The new coins are beginning to circulate, commemorating the 250th anniversary of the United States’ founding. The coins feature pilgrims and early presidents, including George Washington, Thomas Jefferson, and James Madison. The special coins were authorized back in 2021 in anticipation of this year’s big semiquincentennial celebration. That launched a lengthy design process. It was ultimately recommended that five commemorative quarters be rolled out during the year. One would feature Frederick Douglass to mark the abolition of slavery. Another would highlight the 19th Amendment, which gave women the right to vote. A third coin would have shown 6-year-old Ruby Bridges, to celebrate school desegregation and the civil rights movement.
The idea of the series was to honor not only the 250-year-old Declaration of Independence but also some of the battles fought in the centuries that followed to help realize that founding creed. But when the Trump administration unveiled the new anniversary coins a few weeks ago, the Frederick Douglass, Ruby Bridges, and suffragette quarters had been scrapped, replaced by coins featuring pilgrims, the Revolutionary War, and the Gettysburg Address.
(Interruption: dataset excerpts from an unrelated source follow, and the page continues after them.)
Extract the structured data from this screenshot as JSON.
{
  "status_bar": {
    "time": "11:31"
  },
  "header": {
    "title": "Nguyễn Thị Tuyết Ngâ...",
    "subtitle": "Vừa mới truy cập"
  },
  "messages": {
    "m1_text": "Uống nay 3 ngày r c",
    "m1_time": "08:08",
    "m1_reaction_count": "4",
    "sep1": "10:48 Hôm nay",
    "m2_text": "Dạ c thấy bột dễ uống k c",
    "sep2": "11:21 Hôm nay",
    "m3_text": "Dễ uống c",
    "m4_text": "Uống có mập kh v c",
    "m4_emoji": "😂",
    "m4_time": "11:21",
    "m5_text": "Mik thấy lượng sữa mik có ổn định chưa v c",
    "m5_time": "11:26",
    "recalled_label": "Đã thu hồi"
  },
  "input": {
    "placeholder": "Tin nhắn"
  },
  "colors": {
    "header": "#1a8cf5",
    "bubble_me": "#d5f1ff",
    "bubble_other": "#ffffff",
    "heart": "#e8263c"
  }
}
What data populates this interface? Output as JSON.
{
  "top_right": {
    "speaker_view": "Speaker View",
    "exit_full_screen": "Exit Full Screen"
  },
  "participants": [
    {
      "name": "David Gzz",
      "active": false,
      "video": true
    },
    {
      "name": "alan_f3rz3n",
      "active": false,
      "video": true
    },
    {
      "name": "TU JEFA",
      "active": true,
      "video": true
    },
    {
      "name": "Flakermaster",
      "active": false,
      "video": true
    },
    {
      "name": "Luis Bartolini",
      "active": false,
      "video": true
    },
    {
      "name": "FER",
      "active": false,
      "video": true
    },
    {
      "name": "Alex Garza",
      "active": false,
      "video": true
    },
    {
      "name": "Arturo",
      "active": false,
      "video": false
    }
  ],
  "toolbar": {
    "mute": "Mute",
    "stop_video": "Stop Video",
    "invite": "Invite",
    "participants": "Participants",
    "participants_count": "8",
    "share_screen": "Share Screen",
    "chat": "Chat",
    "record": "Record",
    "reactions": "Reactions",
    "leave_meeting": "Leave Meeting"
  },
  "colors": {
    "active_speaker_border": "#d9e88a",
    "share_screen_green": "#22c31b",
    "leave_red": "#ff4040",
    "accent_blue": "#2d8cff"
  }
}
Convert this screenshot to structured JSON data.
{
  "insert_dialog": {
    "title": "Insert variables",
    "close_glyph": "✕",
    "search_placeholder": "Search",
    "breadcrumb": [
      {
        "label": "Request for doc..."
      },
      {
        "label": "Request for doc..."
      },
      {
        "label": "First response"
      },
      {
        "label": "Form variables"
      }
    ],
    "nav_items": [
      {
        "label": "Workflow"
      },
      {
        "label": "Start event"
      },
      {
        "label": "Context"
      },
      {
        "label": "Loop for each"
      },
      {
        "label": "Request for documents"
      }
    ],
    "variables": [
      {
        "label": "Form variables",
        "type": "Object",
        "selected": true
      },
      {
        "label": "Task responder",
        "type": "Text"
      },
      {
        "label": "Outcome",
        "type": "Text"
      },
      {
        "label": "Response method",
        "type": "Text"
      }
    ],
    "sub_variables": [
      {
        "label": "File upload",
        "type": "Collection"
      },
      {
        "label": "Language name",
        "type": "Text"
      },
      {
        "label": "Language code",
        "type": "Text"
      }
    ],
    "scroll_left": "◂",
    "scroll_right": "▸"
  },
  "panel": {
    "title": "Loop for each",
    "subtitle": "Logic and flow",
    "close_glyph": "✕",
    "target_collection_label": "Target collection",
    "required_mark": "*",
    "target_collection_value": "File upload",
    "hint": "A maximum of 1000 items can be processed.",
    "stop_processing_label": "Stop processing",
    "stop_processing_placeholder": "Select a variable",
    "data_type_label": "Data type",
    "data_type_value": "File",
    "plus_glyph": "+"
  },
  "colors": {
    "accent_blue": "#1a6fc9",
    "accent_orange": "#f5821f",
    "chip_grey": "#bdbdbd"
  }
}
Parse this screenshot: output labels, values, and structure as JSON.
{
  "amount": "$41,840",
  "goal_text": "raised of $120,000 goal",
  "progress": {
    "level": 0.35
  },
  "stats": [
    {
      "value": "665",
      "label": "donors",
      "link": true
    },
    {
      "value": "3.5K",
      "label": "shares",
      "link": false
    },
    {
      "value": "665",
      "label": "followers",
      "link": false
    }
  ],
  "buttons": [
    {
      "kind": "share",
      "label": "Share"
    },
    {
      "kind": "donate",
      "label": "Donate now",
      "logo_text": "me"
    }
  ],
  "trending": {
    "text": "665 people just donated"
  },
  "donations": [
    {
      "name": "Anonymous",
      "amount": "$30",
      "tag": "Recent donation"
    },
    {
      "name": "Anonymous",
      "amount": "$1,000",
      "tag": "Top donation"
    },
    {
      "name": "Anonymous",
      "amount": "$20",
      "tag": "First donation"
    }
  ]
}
A spokeswoman for the Mint says the new designs were selected by the Treasury Secretary, but that all had been reviewed at some point either by the citizens advisory committee or the Commission of Fine Arts.
The Mint has also floated the idea of marking the nation’s 250th birthday with an unprecedented $1 coin featuring Trump’s likeness, which is a bit of ridiculousness all on its own. George Washington’s face didn’t appear on a coin until 1932, more than a century after his death. The nation’s first president was strongly opposed to that kind of personal aggrandizement. Nine Democratic senators have written to the Treasury secretary, urging him to reject the Trump coin and avoid the appearance of a “cult of personality.”